People flocked from miles away to take the shortened trip to Tampa, which was now just 19 miles in length. Drivers waited in line to pay 75 cents, plus 10 cents per passenger; horse riders were charged 35 cents, and bikers paid 10 cents. In 1944, the toll was eliminated because it was considered a hindrance to the war effort.
After the bridge opened, the explosion of development began, and St. Petersburg thrived. Local property values skyrocketed, and Fourth Street North quickly urbanized with new homes and businesses.

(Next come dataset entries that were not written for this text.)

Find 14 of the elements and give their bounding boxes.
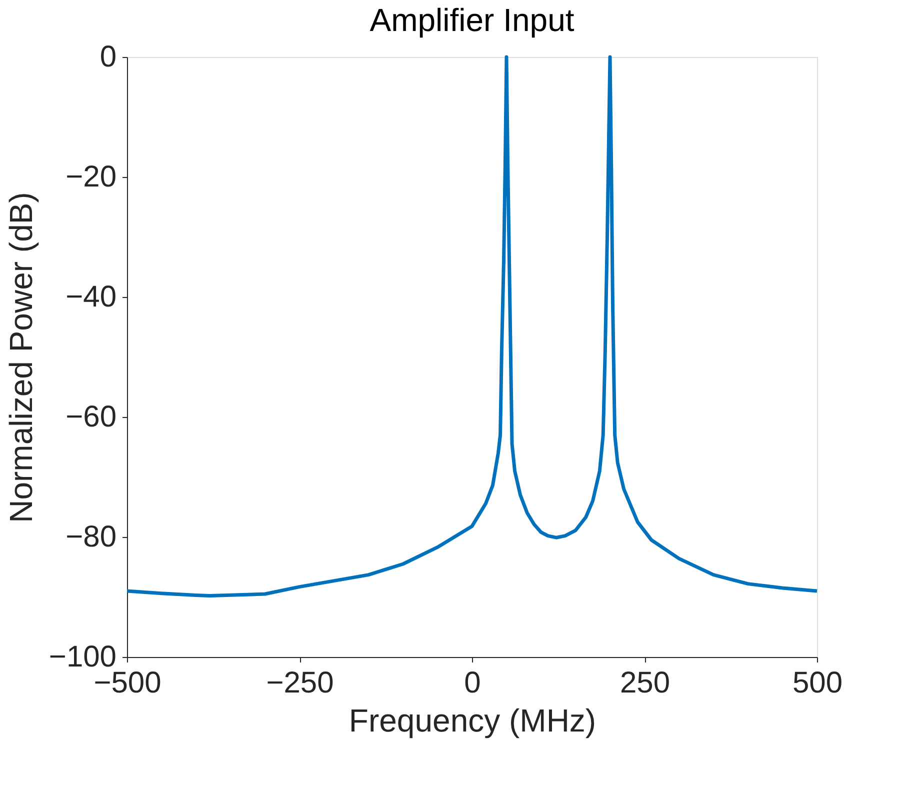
y-tick-label: −40 (66, 280, 116, 314)
y-tick-label: 0 (100, 40, 116, 74)
line-series (125, 55, 819, 598)
y-tick-label: −20 (66, 160, 116, 194)
x-tick-label: −500 (94, 666, 162, 700)
x-tick-label: 250 (620, 666, 670, 700)
y-tick-label: −60 (66, 400, 116, 434)
x-tick-label: −250 (266, 666, 334, 700)
y-tick-label: −80 (66, 520, 116, 554)
x-axis-title: Frequency (MHz) (348, 702, 596, 738)
y-axis-title: Normalized Power (dB) (2, 192, 39, 523)
x-tick-label: 500 (792, 666, 843, 700)
x-tick-label: 0 (464, 666, 481, 700)
chart-title: Amplifier Input (370, 2, 574, 38)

Despite being rebuilt in 1956, the bridge continued to be weakened by barge and boat collisions. Because of this, the Florida Department of Transportation completed the third Gandy Bridge, built adjacent to the original structure, in 1997. Seventeen hours before a planned demolition of the 1956 span was set to begin, Pinellas and Hillsborough county commissioners agreed to split ownership of it, which halted its destruction. Instead, it became the Friendship TrailBridge.
The TrailBridge closed in 2008 when engineers found cracks in its lower span, and it was demolished in 2015. Currently, construction is underway on the Selmon Extension, a 1.9-mile toll lane in the median of Gandy Boulevard that will provide a direct connection between the Gandy Bridge and the Selmon Expressway. The project is expected to wrap up in mid 2021.